Sieranevada
Wat moeten en kunnen we geloven
Meester van de mise-en-scène Cristi Puiu toont in Sieranevada, te zien op het IFFR, een familiebijeenkomst waar iedereen kiest wat hij gelooft — ook als men weet dat het niet waar is. We kijken mee door de nieuwsgierige ogen van de overleden vader.
Het zijn eigenlijk twee films. In de eerste zien we, uitgesponnen maar meeslepend, mensen bijeenkomen vanwege het overlijden van de vader van wat de hoofdpersoon lijkt te zijn — al krijgen de vele personages allemaal aandacht. De maaltijd moet wachten op een vertraagde priester, terwijl iedereen, in een geweldige mise-en-scène, hongerig heen en weer loopt door het bescheiden appartement van de verse weduwe, de kamers verbonden door een centraal halletje. Het acteren is volstrekt geloofwaardig en naturalistisch, zoals we kennen van regisseur Cristi Puiu (The Death of Mr. Lazarescu, 2005; Aurora, 2010) en de Nieuwe Roemeense Cinema.

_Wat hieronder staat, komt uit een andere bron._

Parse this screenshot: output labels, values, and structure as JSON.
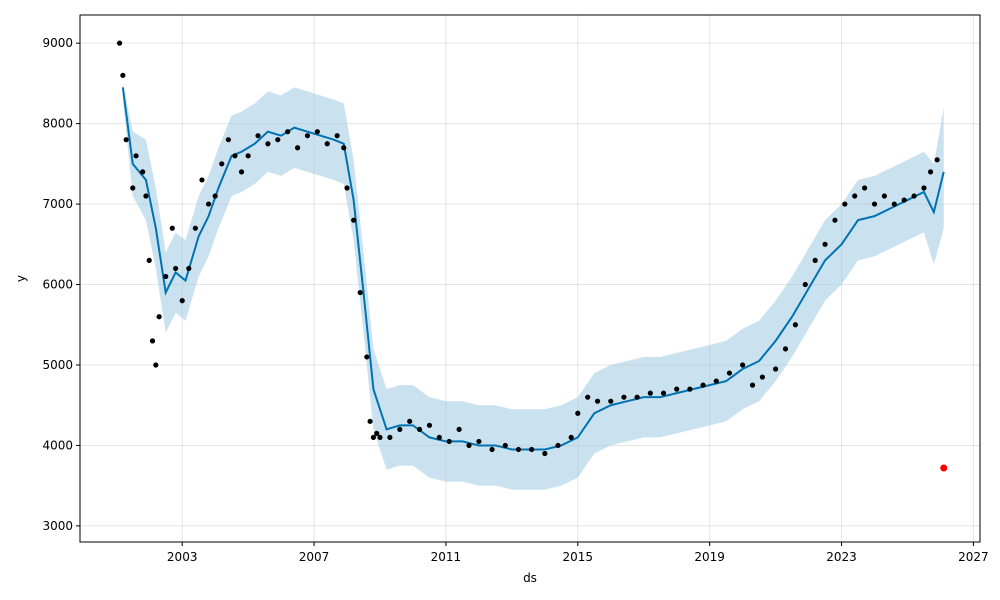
{
  "chart_data": {
    "type": "line",
    "title": "",
    "xlabel": "ds",
    "ylabel": "y",
    "xlim": [
      1999.9,
      2027.2
    ],
    "ylim": [
      2800,
      9350
    ],
    "x_ticks": [
      2003,
      2007,
      2011,
      2015,
      2019,
      2023,
      2027
    ],
    "y_ticks": [
      3000,
      4000,
      5000,
      6000,
      7000,
      8000,
      9000
    ],
    "grid": true,
    "colors": {
      "forecast": "#0072B2",
      "interval": "#9ecae1",
      "observed": "#000000",
      "highlight": "#ff0000"
    },
    "series": [
      {
        "kind": "forecast",
        "x": [
          2001.2,
          2001.5,
          2001.9,
          2002.2,
          2002.5,
          2002.8,
          2003.1,
          2003.5,
          2003.8,
          2004.1,
          2004.5,
          2004.8,
          2005.2,
          2005.6,
          2006.0,
          2006.4,
          2006.8,
          2007.2,
          2007.6,
          2007.9,
          2008.2,
          2008.5,
          2008.8,
          2009.2,
          2009.6,
          2010.0,
          2010.5,
          2011.0,
          2011.5,
          2012.0,
          2012.5,
          2013.0,
          2013.5,
          2014.0,
          2014.5,
          2015.0,
          2015.5,
          2016.0,
          2016.5,
          2017.0,
          2017.5,
          2018.0,
          2018.5,
          2019.0,
          2019.5,
          2020.0,
          2020.5,
          2021.0,
          2021.5,
          2022.0,
          2022.5,
          2023.0,
          2023.5,
          2024.0,
          2024.5,
          2025.0,
          2025.5,
          2025.8,
          2026.1
        ],
        "values": [
          8450,
          7500,
          7300,
          6700,
          5900,
          6150,
          6050,
          6600,
          6850,
          7200,
          7600,
          7650,
          7750,
          7900,
          7850,
          7950,
          7900,
          7850,
          7800,
          7750,
          7050,
          5900,
          4700,
          4200,
          4250,
          4250,
          4100,
          4050,
          4050,
          4000,
          4000,
          3950,
          3950,
          3950,
          4000,
          4100,
          4400,
          4500,
          4550,
          4600,
          4600,
          4650,
          4700,
          4750,
          4800,
          4950,
          5050,
          5300,
          5600,
          5950,
          6300,
          6500,
          6800,
          6850,
          6950,
          7050,
          7150,
          6900,
          7400
        ]
      },
      {
        "kind": "interval_upper",
        "x": [
          2001.2,
          2001.5,
          2001.9,
          2002.2,
          2002.5,
          2002.8,
          2003.1,
          2003.5,
          2003.8,
          2004.1,
          2004.5,
          2004.8,
          2005.2,
          2005.6,
          2006.0,
          2006.4,
          2006.8,
          2007.2,
          2007.6,
          2007.9,
          2008.2,
          2008.5,
          2008.8,
          2009.2,
          2009.6,
          2010.0,
          2010.5,
          2011.0,
          2011.5,
          2012.0,
          2012.5,
          2013.0,
          2013.5,
          2014.0,
          2014.5,
          2015.0,
          2015.5,
          2016.0,
          2016.5,
          2017.0,
          2017.5,
          2018.0,
          2018.5,
          2019.0,
          2019.5,
          2020.0,
          2020.5,
          2021.0,
          2021.5,
          2022.0,
          2022.5,
          2023.0,
          2023.5,
          2024.0,
          2024.5,
          2025.0,
          2025.5,
          2025.8,
          2026.1
        ],
        "values": [
          8500,
          7900,
          7800,
          7200,
          6400,
          6650,
          6550,
          7100,
          7350,
          7700,
          8100,
          8150,
          8250,
          8400,
          8350,
          8450,
          8400,
          8350,
          8300,
          8250,
          7550,
          6400,
          5200,
          4700,
          4750,
          4750,
          4600,
          4550,
          4550,
          4500,
          4500,
          4450,
          4450,
          4450,
          4500,
          4600,
          4900,
          5000,
          5050,
          5100,
          5100,
          5150,
          5200,
          5250,
          5300,
          5450,
          5550,
          5800,
          6100,
          6450,
          6800,
          7000,
          7300,
          7350,
          7450,
          7550,
          7650,
          7500,
          8200
        ]
      },
      {
        "kind": "interval_lower",
        "x": [
          2001.2,
          2001.5,
          2001.9,
          2002.2,
          2002.5,
          2002.8,
          2003.1,
          2003.5,
          2003.8,
          2004.1,
          2004.5,
          2004.8,
          2005.2,
          2005.6,
          2006.0,
          2006.4,
          2006.8,
          2007.2,
          2007.6,
          2007.9,
          2008.2,
          2008.5,
          2008.8,
          2009.2,
          2009.6,
          2010.0,
          2010.5,
          2011.0,
          2011.5,
          2012.0,
          2012.5,
          2013.0,
          2013.5,
          2014.0,
          2014.5,
          2015.0,
          2015.5,
          2016.0,
          2016.5,
          2017.0,
          2017.5,
          2018.0,
          2018.5,
          2019.0,
          2019.5,
          2020.0,
          2020.5,
          2021.0,
          2021.5,
          2022.0,
          2022.5,
          2023.0,
          2023.5,
          2024.0,
          2024.5,
          2025.0,
          2025.5,
          2025.8,
          2026.1
        ],
        "values": [
          8300,
          7100,
          6800,
          6200,
          5400,
          5650,
          5550,
          6100,
          6350,
          6700,
          7100,
          7150,
          7250,
          7400,
          7350,
          7450,
          7400,
          7350,
          7300,
          7250,
          6550,
          5400,
          4200,
          3700,
          3750,
          3750,
          3600,
          3550,
          3550,
          3500,
          3500,
          3450,
          3450,
          3450,
          3500,
          3600,
          3900,
          4000,
          4050,
          4100,
          4100,
          4150,
          4200,
          4250,
          4300,
          4450,
          4550,
          4800,
          5100,
          5450,
          5800,
          6000,
          6300,
          6350,
          6450,
          6550,
          6650,
          6250,
          6700
        ]
      },
      {
        "kind": "observed",
        "x": [
          2001.1,
          2001.2,
          2001.3,
          2001.5,
          2001.6,
          2001.8,
          2001.9,
          2002.0,
          2002.1,
          2002.2,
          2002.3,
          2002.5,
          2002.7,
          2002.8,
          2003.0,
          2003.2,
          2003.4,
          2003.6,
          2003.8,
          2004.0,
          2004.2,
          2004.4,
          2004.6,
          2004.8,
          2005.0,
          2005.3,
          2005.6,
          2005.9,
          2006.2,
          2006.5,
          2006.8,
          2007.1,
          2007.4,
          2007.7,
          2007.9,
          2008.0,
          2008.2,
          2008.4,
          2008.6,
          2008.7,
          2008.8,
          2008.9,
          2009.0,
          2009.3,
          2009.6,
          2009.9,
          2010.2,
          2010.5,
          2010.8,
          2011.1,
          2011.4,
          2011.7,
          2012.0,
          2012.4,
          2012.8,
          2013.2,
          2013.6,
          2014.0,
          2014.4,
          2014.8,
          2015.0,
          2015.3,
          2015.6,
          2016.0,
          2016.4,
          2016.8,
          2017.2,
          2017.6,
          2018.0,
          2018.4,
          2018.8,
          2019.2,
          2019.6,
          2020.0,
          2020.3,
          2020.6,
          2021.0,
          2021.3,
          2021.6,
          2021.9,
          2022.2,
          2022.5,
          2022.8,
          2023.1,
          2023.4,
          2023.7,
          2024.0,
          2024.3,
          2024.6,
          2024.9,
          2025.2,
          2025.5,
          2025.7,
          2025.9
        ],
        "values": [
          9000,
          8600,
          7800,
          7200,
          7600,
          7400,
          7100,
          6300,
          5300,
          5000,
          5600,
          6100,
          6700,
          6200,
          5800,
          6200,
          6700,
          7300,
          7000,
          7100,
          7500,
          7800,
          7600,
          7400,
          7600,
          7850,
          7750,
          7800,
          7900,
          7700,
          7850,
          7900,
          7750,
          7850,
          7700,
          7200,
          6800,
          5900,
          5100,
          4300,
          4100,
          4150,
          4100,
          4100,
          4200,
          4300,
          4200,
          4250,
          4100,
          4050,
          4200,
          4000,
          4050,
          3950,
          4000,
          3950,
          3950,
          3900,
          4000,
          4100,
          4400,
          4600,
          4550,
          4550,
          4600,
          4600,
          4650,
          4650,
          4700,
          4700,
          4750,
          4800,
          4900,
          5000,
          4750,
          4850,
          4950,
          5200,
          5500,
          6000,
          6300,
          6500,
          6800,
          7000,
          7100,
          7200,
          7000,
          7100,
          7000,
          7050,
          7100,
          7200,
          7400,
          7550
        ]
      },
      {
        "kind": "highlight",
        "x": [
          2026.1
        ],
        "values": [
          3720
        ]
      }
    ]
  }
}
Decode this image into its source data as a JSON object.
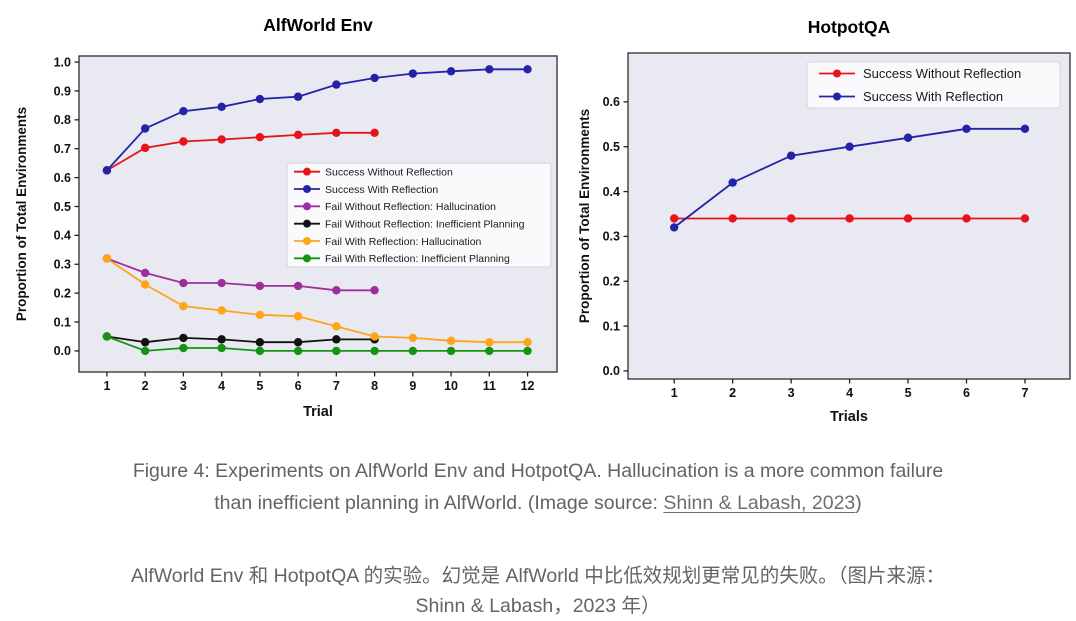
{
  "caption": {
    "en_before": "Figure 4: Experiments on AlfWorld Env and HotpotQA. Hallucination is a more common failure than inefficient planning in AlfWorld. (Image source: ",
    "en_link": "Shinn & Labash, 2023",
    "en_after": ")",
    "zh": "AlfWorld Env 和 HotpotQA 的实验。幻觉是 AlfWorld 中比低效规划更常见的失败。（图片来源：Shinn & Labash，2023 年）"
  },
  "colors": {
    "plot_background": "#e9e9f1",
    "plot_border": "#3c3c3c",
    "legend_background": "#fafafc",
    "legend_border": "#d2d2da",
    "red": "#e8121b",
    "blue": "#2323a8",
    "purple": "#9b2f9b",
    "black": "#111111",
    "orange": "#ffa41b",
    "green": "#149414"
  },
  "chart_data": [
    {
      "id": "alfworld",
      "type": "line",
      "title": "AlfWorld Env",
      "xlabel": "Trial",
      "ylabel": "Proportion of Total Environments",
      "x_ticks": [
        1,
        2,
        3,
        4,
        5,
        6,
        7,
        8,
        9,
        10,
        11,
        12
      ],
      "y_ticks": [
        0.0,
        0.1,
        0.2,
        0.3,
        0.4,
        0.5,
        0.6,
        0.7,
        0.8,
        0.9,
        1.0
      ],
      "xlim": [
        0.27,
        12.77
      ],
      "ylim": [
        -0.073,
        1.021
      ],
      "grid": false,
      "legend_position": "center-right",
      "series": [
        {
          "name": "Success Without Reflection",
          "color": "#e8121b",
          "x": [
            1,
            2,
            3,
            4,
            5,
            6,
            7,
            8
          ],
          "values": [
            0.625,
            0.703,
            0.725,
            0.732,
            0.74,
            0.748,
            0.755,
            0.755
          ]
        },
        {
          "name": "Success With Reflection",
          "color": "#2323a8",
          "x": [
            1,
            2,
            3,
            4,
            5,
            6,
            7,
            8,
            9,
            10,
            11,
            12
          ],
          "values": [
            0.625,
            0.77,
            0.83,
            0.845,
            0.872,
            0.88,
            0.922,
            0.945,
            0.96,
            0.968,
            0.975,
            0.975
          ]
        },
        {
          "name": "Fail Without Reflection: Hallucination",
          "color": "#9b2f9b",
          "x": [
            1,
            2,
            3,
            4,
            5,
            6,
            7,
            8
          ],
          "values": [
            0.32,
            0.27,
            0.235,
            0.235,
            0.225,
            0.225,
            0.21,
            0.21
          ]
        },
        {
          "name": "Fail Without Reflection: Inefficient Planning",
          "color": "#111111",
          "x": [
            1,
            2,
            3,
            4,
            5,
            6,
            7,
            8
          ],
          "values": [
            0.05,
            0.03,
            0.045,
            0.04,
            0.03,
            0.03,
            0.04,
            0.04
          ]
        },
        {
          "name": "Fail With Reflection: Hallucination",
          "color": "#ffa41b",
          "x": [
            1,
            2,
            3,
            4,
            5,
            6,
            7,
            8,
            9,
            10,
            11,
            12
          ],
          "values": [
            0.32,
            0.23,
            0.155,
            0.14,
            0.125,
            0.12,
            0.085,
            0.05,
            0.045,
            0.035,
            0.03,
            0.03
          ]
        },
        {
          "name": "Fail With Reflection: Inefficient Planning",
          "color": "#149414",
          "x": [
            1,
            2,
            3,
            4,
            5,
            6,
            7,
            8,
            9,
            10,
            11,
            12
          ],
          "values": [
            0.05,
            0.0,
            0.01,
            0.01,
            0.0,
            0.0,
            0.0,
            0.0,
            0.0,
            0.0,
            0.0,
            0.0
          ]
        }
      ]
    },
    {
      "id": "hotpotqa",
      "type": "line",
      "title": "HotpotQA",
      "xlabel": "Trials",
      "ylabel": "Proportion of Total Environments",
      "x_ticks": [
        1,
        2,
        3,
        4,
        5,
        6,
        7
      ],
      "y_ticks": [
        0.0,
        0.1,
        0.2,
        0.3,
        0.4,
        0.5,
        0.6
      ],
      "xlim": [
        0.21,
        7.77
      ],
      "ylim": [
        -0.018,
        0.709
      ],
      "grid": false,
      "legend_position": "upper-right",
      "series": [
        {
          "name": "Success Without Reflection",
          "color": "#e8121b",
          "x": [
            1,
            2,
            3,
            4,
            5,
            6,
            7
          ],
          "values": [
            0.34,
            0.34,
            0.34,
            0.34,
            0.34,
            0.34,
            0.34
          ]
        },
        {
          "name": "Success With Reflection",
          "color": "#2323a8",
          "x": [
            1,
            2,
            3,
            4,
            5,
            6,
            7
          ],
          "values": [
            0.32,
            0.42,
            0.48,
            0.5,
            0.52,
            0.54,
            0.54
          ]
        }
      ]
    }
  ]
}
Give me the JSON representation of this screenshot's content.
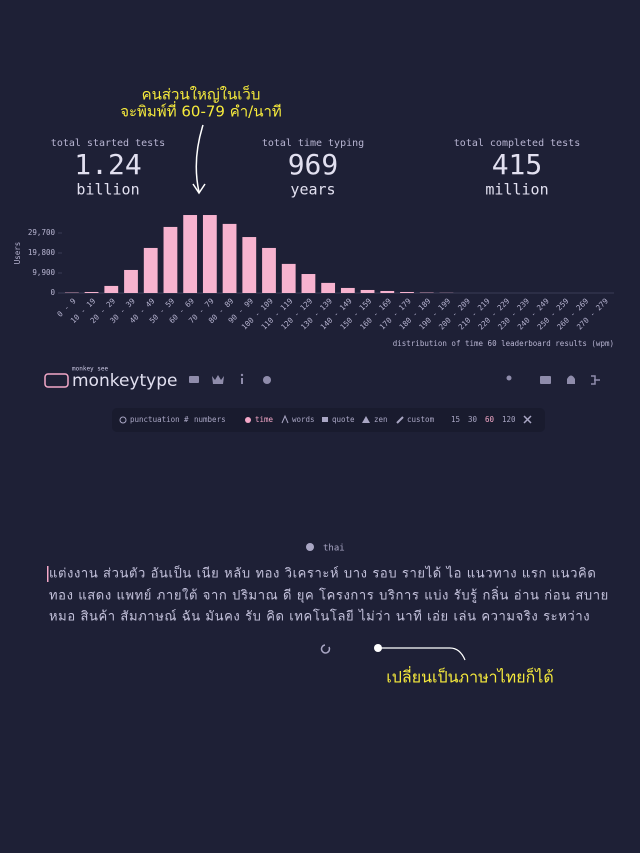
{
  "annotations": {
    "top": [
      "คนส่วนใหญ่ในเว็บ",
      "จะพิมพ์ที่ 60-79 คำ/นาที"
    ],
    "bottom": "เปลี่ยนเป็นภาษาไทยก็ได้"
  },
  "stats": [
    {
      "label": "total started tests",
      "value": "1.24",
      "unit": "billion"
    },
    {
      "label": "total time typing",
      "value": "969",
      "unit": "years"
    },
    {
      "label": "total completed tests",
      "value": "415",
      "unit": "million"
    }
  ],
  "chart_data": {
    "type": "bar",
    "y_label": "Users",
    "x_label": "distribution of time 60 leaderboard results (wpm)",
    "categories": [
      "0 - 9",
      "10 - 19",
      "20 - 29",
      "30 - 39",
      "40 - 49",
      "50 - 59",
      "60 - 69",
      "70 - 79",
      "80 - 89",
      "90 - 99",
      "100 - 109",
      "110 - 119",
      "120 - 129",
      "130 - 139",
      "140 - 149",
      "150 - 159",
      "160 - 169",
      "170 - 179",
      "180 - 189",
      "190 - 199",
      "200 - 209",
      "210 - 219",
      "220 - 229",
      "230 - 239",
      "240 - 249",
      "250 - 259",
      "260 - 269",
      "270 - 279"
    ],
    "values": [
      200,
      500,
      3500,
      11400,
      22300,
      32700,
      38600,
      38600,
      34200,
      27700,
      22300,
      14400,
      9400,
      5000,
      2500,
      1500,
      1000,
      500,
      200,
      100,
      0,
      0,
      0,
      0,
      0,
      0,
      0,
      0
    ],
    "color": "#f7b3cf",
    "ylim": [
      0,
      39600
    ],
    "yticks": [
      0,
      {
        "value": 9900,
        "label": "9,900"
      },
      {
        "value": 19800,
        "label": "19,800"
      },
      {
        "value": 29700,
        "label": "29,700"
      }
    ]
  },
  "nav": {
    "logo_small": "monkey see",
    "logo": "monkeytype"
  },
  "modes": {
    "options": [
      "punctuation",
      "numbers",
      "time",
      "words",
      "quote",
      "zen",
      "custom"
    ],
    "durations": [
      "15",
      "30",
      "60",
      "120"
    ]
  },
  "language": "thai",
  "words": [
    "แต่งงาน ส่วนตัว อันเป็น เนีย หลับ ทอง วิเคราะห์ บาง รอบ รายได้ ไอ แนวทาง แรก แนวคิด",
    "ทอง แสดง แพทย์ ภายใต้ จาก ปริมาณ ดี ยุค โครงการ บริการ แบ่ง รับรู้ กลิ่น อ่าน ก่อน สบาย",
    "หมอ สินค้า สัมภาษณ์ ฉัน มันคง รับ คิด เทคโนโลยี ไม่ว่า นาที เอ่ย เล่น ความจริง ระหว่าง"
  ]
}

Er komen thema’s bovendrijven. Wantrouwen is er één: dat geldt elkaar en het geldt de politiek, toen en nu, met een neef die bevangen is door samenzweringstheorieën (9/11, Charlie Hebdo). Een wantrouwen dat des te triester is, omdat het iedereen zo vertrouwd lijkt. Net als de continue wederzijdse ergernissen, zo ingesleten dat de aanwezigen er soms zelf door in de lach schieten — bij vlagen is Sieranevada ook echt grappig. Het geheel vormt ondertussen regelmatig een spiegel voor Roemenië en Europa, met name in de sterke gesprekken over wat we moeten en kunnen geloven van wat officiële media en regeringen beweren; en waarvoor we, ook binnen families, kiezen te geloven of waarvan we doen alsof dat zo is, ook al weet iedereen dat wij ook wel weten dat het een leugen is.
Dat is film één. Film twee ligt daarbovenop. Want de camera in Sieranevada is overduidelijk iemand. Zo wordt de openingsscène, waarin de hoofdpersoon met zijn auto een straat blokkeert, gefilmd vanachter een geparkeerde auto, waarvan het dak het onderste deel van het scherm inneemt. Zo kadreer je niet. Maar zo sta je wel, als onopgemerkte toeschouwer. En zo staat de camera ook in het appartement — niet schuddend, niet glurend vanuit een verborgen positie, maar midden in de kamers, vanaf een vast punt nieuwsgierig meedraaiend met personages. En: soms net om het hoekje, zodat iemand die spreekt net buiten beeld valt. Zo kadreer je niet. Maar zo sta je wel.
En die iemand kan alleen de overleden vader zijn. En dus gaat de film opeens ook over hem: wat ziet hij, wat hoort hij? Bijvoorbeeld: dat ondanks de rituele bijeenkomst voor zijn nagedachtenis niemand het echt over hem heeft. En: waarop richt hij zijn aandacht? Dat we vooral de ene zoon volgen, is de keuze van de vader — want die is de camera. In hem is hij kennelijk het meest geïnteresseerd. Wat de prachtige, meerduidige monoloog van de zoon over de vader, onwetend dat die onzichtbaar aanwezig is, des te ontroerender maakt.
PS: De titel slaat nergens op en is door Puiu expres verkeerd gespeld om internationaal onvertaalbaar en dus onveranderbaar te zijn.